Il momento di guarigione non appartiene allora né all'uno né all'altro, ma sta tutto nella capacità di integrazione dello spazio mentale del nuovo soggetto collettivo che li unisce.
Chi si occupa di gruppi riconosce che questo spazio mentale, in cui la coppia analitica si incontra e fonde, coincide con quello in cui un gruppo riconosce che la sua identità nasce come un unico fiume dalla confluenza dei suoi originari plurali. Il luogo degli assunti di base, delle fantasie inconsce, dei miti. È il luogo in cui persino la funzione dello sviluppare un pensiero collettivo (ad esempio una teoria scientifica) risulta incubata dalla sua propria capacità condivisiva di rêverie.
- ROMA, Letta al Centro di Psicoanalisi Romano 6/7/2013.
- Mi piace immaginare, in un arbitrario gioco metaforico, quest'incrocio come un accadimento su un piano complesso composto da un asse di fatti, parole (che possono essere espressi magari da numeri reali (razionali ed irrazionali), come ad esempio il π) e un asse che riguardi emozioni espresse magari da numeri i, cioè immaginari (√−1). L’equazione e/o il numero complesso che caratterizza il loro punto d'incrocio (ad esempio 3x2i) individua la grandezza che, moltiplicata per se stessa all'infinito, fa emergere lo spazio dinamico della simmetria di scala frattalica.

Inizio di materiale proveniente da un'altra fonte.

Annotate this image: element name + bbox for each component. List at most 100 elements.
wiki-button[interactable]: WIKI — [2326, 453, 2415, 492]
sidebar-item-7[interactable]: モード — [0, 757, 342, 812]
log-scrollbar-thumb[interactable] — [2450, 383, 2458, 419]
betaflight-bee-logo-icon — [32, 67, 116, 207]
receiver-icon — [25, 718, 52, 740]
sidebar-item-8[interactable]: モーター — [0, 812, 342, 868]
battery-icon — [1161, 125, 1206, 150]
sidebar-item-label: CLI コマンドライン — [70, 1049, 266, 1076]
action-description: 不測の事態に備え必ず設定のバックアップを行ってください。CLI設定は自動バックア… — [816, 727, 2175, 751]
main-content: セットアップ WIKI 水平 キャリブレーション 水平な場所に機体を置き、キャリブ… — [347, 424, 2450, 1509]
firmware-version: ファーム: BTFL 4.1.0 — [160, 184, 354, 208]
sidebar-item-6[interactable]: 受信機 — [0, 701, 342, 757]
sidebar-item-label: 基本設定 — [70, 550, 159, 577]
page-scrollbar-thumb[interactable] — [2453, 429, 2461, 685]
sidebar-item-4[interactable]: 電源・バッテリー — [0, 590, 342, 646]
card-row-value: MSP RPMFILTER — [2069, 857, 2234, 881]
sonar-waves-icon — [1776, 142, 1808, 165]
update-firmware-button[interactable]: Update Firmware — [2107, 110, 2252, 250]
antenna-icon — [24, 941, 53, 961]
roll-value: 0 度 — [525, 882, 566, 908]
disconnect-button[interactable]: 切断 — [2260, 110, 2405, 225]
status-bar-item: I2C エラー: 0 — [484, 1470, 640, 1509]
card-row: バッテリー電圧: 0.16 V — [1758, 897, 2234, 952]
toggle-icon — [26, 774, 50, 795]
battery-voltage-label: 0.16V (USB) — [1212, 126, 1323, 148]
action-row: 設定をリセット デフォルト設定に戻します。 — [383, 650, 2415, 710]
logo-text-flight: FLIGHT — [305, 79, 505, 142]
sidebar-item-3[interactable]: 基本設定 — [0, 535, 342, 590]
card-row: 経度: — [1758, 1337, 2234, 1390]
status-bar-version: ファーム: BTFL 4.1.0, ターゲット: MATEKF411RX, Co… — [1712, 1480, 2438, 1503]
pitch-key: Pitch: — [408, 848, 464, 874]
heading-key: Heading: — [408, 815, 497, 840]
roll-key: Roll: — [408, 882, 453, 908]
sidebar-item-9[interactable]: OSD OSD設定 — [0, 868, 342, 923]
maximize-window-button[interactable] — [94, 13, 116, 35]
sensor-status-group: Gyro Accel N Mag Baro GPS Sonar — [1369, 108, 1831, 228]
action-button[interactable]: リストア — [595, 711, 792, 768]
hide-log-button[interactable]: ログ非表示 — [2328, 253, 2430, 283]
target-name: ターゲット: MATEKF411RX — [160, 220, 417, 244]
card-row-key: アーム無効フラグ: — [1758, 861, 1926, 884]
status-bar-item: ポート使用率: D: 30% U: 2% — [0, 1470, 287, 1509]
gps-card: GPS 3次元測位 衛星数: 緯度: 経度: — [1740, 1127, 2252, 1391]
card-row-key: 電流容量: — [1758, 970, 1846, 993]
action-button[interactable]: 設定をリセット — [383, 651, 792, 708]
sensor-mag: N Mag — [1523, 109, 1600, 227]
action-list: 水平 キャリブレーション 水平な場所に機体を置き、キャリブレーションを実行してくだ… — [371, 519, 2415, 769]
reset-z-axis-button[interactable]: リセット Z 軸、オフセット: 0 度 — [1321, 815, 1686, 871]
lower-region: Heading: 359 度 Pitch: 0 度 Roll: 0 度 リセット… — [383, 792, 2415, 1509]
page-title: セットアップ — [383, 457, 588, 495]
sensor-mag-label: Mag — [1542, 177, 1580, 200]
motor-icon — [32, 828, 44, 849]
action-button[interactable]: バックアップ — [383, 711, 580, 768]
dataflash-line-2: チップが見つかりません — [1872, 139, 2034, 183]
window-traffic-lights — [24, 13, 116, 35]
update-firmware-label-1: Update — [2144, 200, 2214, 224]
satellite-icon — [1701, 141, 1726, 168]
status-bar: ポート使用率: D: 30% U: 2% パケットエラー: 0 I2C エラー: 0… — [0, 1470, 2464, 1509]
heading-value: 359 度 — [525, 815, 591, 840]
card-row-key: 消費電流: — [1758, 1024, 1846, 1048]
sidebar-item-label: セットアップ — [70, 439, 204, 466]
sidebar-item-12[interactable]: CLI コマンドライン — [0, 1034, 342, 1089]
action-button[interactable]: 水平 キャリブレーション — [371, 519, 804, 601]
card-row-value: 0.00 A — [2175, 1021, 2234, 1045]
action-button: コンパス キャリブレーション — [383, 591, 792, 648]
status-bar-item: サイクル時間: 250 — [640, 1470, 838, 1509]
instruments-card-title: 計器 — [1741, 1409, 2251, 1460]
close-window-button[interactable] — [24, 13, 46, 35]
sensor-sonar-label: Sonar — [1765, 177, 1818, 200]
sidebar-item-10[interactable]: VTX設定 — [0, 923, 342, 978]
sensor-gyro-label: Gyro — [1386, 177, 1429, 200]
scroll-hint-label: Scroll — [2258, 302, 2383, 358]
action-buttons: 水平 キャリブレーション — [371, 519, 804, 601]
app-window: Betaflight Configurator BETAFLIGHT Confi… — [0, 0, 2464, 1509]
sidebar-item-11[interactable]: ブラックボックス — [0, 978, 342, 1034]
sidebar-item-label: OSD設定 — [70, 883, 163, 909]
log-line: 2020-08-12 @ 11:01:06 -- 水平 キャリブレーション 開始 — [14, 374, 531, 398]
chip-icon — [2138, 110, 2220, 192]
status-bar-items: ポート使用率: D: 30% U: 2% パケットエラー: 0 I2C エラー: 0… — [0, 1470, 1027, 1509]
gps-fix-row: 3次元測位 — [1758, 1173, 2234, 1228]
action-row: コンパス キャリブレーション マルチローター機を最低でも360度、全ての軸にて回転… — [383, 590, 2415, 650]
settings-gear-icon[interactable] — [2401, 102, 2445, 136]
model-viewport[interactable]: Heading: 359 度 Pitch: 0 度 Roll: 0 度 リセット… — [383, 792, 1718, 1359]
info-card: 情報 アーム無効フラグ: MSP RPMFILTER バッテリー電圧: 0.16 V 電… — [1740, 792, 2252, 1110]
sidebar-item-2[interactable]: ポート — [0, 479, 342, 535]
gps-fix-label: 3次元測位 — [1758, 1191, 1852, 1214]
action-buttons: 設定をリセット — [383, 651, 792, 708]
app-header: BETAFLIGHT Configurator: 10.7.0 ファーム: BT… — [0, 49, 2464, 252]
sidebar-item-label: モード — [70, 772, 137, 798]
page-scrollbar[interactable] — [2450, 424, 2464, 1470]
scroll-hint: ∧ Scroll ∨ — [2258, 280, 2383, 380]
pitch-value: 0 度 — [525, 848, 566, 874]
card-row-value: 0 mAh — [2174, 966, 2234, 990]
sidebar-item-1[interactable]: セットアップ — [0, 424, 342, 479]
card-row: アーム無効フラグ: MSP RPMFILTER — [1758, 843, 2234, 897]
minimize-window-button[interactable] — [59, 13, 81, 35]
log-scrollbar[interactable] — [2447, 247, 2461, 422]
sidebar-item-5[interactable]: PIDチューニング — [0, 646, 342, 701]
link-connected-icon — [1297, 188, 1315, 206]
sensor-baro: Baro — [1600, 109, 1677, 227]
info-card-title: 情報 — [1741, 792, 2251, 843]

- I matematici potrebbero allora parlarne forse come frattali oppure spazio delle fasi.
- Cfr. G. Margherita: "L'insieme multistrato. Gruppi, masse, istituzioni tra Caos e Psicoanalisi." Armando, Roma, 2012. Cfr. anche il Sito: http://www.thecomplexmultilayerset.com
- Per chi volesse approfondire questi concetti matematici, consiglio Gleick (1987), “Caos”, Rizzoli, Milano, 2000.